Tout chez ce fils de la République méritocratique respirait l’équilibre : intellectuel mais proche des gens, de formation classique mais épris d’avant-garde, homme de progrès mais soucieux des héritages du passé. L’exceptionnel attelage qu’il forma avec de Gaulle nous rappelle combien la France pouvait alors s’exprimer « à voix haute » pour reprendre le titre d’un ouvrage que Marcel Julian et François Vuillemin consacrèrent aux deux hommes à l’occasion du trentième anniversaire du décès de Georges Pompidou. Un temps dont notre présent incertain et parfois approximatif nous rappelle par un contraste cruel l’exigence et, d’une certaine manière, la grandeur.
La complémentarité des deux personnages, l’un les deux pieds dans l’histoire, l’autre les mains dans le présent, en firent sans doute l’idéal-type du couple exécutif sous notre République.
Non pas que tout fut toujours forcément d’harmonie, mais incontestablement il y eut « interopérabilité » entre l’un et l’autre dans l’exercice respectif de leurs fonctions. Leurs trajectoires expliquent leurs différences et leurs différences concoururent à la concorde nationale. A deux reprises notables, dans des moments de grande intensité, le second Premier ministre du Général marqua sa différence avec celui qui l’avait nommé : lorsqu’il mit sa démission dans la balance au moment où de Gaulle s’apprêtait à faire exécuter le Général Edmond Jouhaud, l’un des quatre généraux putschistes en faveur de l’Algérie française ; et en 1968, lorsqu’il comprit manifestement mieux que le Président, alors vacillant, ce qui se jouait dans le mouvement de Mai, parvenant habilement à une négociation qui permit de décorréler les revendications des salariés portées par les syndicats, de la contestation estudiantine.
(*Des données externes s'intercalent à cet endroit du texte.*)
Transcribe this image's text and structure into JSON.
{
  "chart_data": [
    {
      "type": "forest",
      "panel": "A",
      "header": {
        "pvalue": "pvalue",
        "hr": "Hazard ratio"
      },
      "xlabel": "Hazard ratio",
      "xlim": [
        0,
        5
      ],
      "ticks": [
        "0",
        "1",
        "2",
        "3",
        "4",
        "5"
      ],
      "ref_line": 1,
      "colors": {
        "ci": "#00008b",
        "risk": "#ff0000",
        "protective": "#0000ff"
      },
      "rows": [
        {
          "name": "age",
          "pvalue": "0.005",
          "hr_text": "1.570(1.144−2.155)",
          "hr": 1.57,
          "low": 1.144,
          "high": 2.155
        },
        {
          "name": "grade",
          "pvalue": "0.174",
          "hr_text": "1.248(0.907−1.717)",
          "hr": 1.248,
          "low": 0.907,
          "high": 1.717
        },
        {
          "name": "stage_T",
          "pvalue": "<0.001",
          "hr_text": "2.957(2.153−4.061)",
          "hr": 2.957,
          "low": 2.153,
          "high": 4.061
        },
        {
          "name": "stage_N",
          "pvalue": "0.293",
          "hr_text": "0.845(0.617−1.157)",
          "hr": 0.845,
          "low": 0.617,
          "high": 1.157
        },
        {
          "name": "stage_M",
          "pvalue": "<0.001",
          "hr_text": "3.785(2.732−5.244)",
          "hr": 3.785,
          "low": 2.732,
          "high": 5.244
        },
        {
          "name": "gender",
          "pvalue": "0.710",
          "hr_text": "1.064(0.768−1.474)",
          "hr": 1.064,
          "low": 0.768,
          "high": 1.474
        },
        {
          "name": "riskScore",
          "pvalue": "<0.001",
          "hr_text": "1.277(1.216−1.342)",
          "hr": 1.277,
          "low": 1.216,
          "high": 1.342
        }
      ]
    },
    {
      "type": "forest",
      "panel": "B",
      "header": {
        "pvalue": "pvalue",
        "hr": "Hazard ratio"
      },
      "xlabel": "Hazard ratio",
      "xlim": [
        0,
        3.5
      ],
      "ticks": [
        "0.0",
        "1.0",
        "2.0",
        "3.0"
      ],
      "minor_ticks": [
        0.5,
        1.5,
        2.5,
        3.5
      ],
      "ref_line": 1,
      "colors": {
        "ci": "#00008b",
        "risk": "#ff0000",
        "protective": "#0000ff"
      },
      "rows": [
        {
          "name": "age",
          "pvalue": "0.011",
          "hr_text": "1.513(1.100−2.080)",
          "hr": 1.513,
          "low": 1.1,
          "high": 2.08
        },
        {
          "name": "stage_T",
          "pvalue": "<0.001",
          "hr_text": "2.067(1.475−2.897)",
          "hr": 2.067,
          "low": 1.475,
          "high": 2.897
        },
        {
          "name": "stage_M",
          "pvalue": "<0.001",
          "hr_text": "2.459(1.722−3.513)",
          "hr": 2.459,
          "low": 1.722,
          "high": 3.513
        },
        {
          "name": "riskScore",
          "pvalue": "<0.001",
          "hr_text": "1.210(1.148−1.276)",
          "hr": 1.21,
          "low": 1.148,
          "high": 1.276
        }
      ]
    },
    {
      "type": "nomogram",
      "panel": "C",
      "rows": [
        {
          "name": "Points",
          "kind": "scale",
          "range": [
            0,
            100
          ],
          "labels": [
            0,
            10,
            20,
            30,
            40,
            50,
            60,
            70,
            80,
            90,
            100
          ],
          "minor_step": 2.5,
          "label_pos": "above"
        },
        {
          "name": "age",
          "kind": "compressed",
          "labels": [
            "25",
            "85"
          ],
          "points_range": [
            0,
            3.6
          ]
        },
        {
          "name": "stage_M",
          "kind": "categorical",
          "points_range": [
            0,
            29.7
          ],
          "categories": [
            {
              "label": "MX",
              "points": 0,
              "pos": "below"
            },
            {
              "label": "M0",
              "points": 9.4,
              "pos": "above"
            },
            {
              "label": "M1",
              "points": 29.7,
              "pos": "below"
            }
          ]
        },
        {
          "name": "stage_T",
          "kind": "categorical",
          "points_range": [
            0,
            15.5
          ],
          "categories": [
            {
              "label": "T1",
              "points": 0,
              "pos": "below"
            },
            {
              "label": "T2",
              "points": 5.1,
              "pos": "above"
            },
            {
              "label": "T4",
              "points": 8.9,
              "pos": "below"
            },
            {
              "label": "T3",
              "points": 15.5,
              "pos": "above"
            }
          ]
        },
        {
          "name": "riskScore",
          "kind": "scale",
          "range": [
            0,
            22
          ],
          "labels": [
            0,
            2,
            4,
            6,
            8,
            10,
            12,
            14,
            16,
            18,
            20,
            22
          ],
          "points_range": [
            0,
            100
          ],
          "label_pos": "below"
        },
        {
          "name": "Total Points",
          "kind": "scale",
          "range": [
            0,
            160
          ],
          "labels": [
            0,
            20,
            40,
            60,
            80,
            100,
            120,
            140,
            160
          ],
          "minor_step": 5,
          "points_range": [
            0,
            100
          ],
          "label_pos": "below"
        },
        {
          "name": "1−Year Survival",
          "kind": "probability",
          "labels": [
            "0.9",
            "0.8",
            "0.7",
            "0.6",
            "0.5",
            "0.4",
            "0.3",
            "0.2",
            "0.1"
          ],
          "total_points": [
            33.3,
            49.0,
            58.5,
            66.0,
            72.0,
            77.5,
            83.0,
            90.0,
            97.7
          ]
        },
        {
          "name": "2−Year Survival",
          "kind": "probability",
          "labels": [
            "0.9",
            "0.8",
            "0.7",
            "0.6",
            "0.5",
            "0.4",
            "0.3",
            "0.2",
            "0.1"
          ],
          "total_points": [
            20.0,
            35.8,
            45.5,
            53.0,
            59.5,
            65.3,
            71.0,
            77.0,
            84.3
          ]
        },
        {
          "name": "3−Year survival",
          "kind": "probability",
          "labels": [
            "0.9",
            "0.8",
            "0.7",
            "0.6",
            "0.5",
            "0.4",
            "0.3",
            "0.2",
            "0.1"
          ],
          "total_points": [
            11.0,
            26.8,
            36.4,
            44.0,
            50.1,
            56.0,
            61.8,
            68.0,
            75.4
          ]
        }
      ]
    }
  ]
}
A l’exception de ce double moment, intense, où sur la crête de l’évènement Georges Pompidou fit la démonstration d’un caractère à la fois déterminé mais également soucieux de trouver les voies de l’apaisement, le partage du sens de la France fut le lien inextinguible des deux dirigeants. Et lorsqu’il prit la suite du fondateur de nos institutions, le nouveau Chef de l’Etat n’eut de cesse, avec son style propre moins marmoréen mais tout autant en conscience que son prédécesseur de la nécessité de tenir le pays dans la voie de sa singularité, de poursuivre sans déroger à la projection de la France dans l’indépendance et la protection tout en faisant en sorte que cet État fort ne se transforme pas en Moloch intrusif.
In fine, l’antithèse de ce que la tutelle tatillonne et bureaucratique d’aujourd’hui doit que de trop à l’impuissance publique dont elle est l’expression.
Si aujourd’hui la nostalgie pompidolienne dit quelque chose, ce n’est pas tant par cette tendance des hommes à regretter un passé parfois fantasmatique que par ce constat qu’il fut un temps où autorité, prospérité et liberté n’étaient pas des mots déconnectés de la réalité. De ce point de vue, la présidence Pompidou, bien évidemment reflet d’un écrin historique propre qu’il serait absurde de comparer à notre présent confronté aux chocs des mondialisations, fut peut-être cette ultime figure d’un art politique maîtrisant la destinée d’un peuple.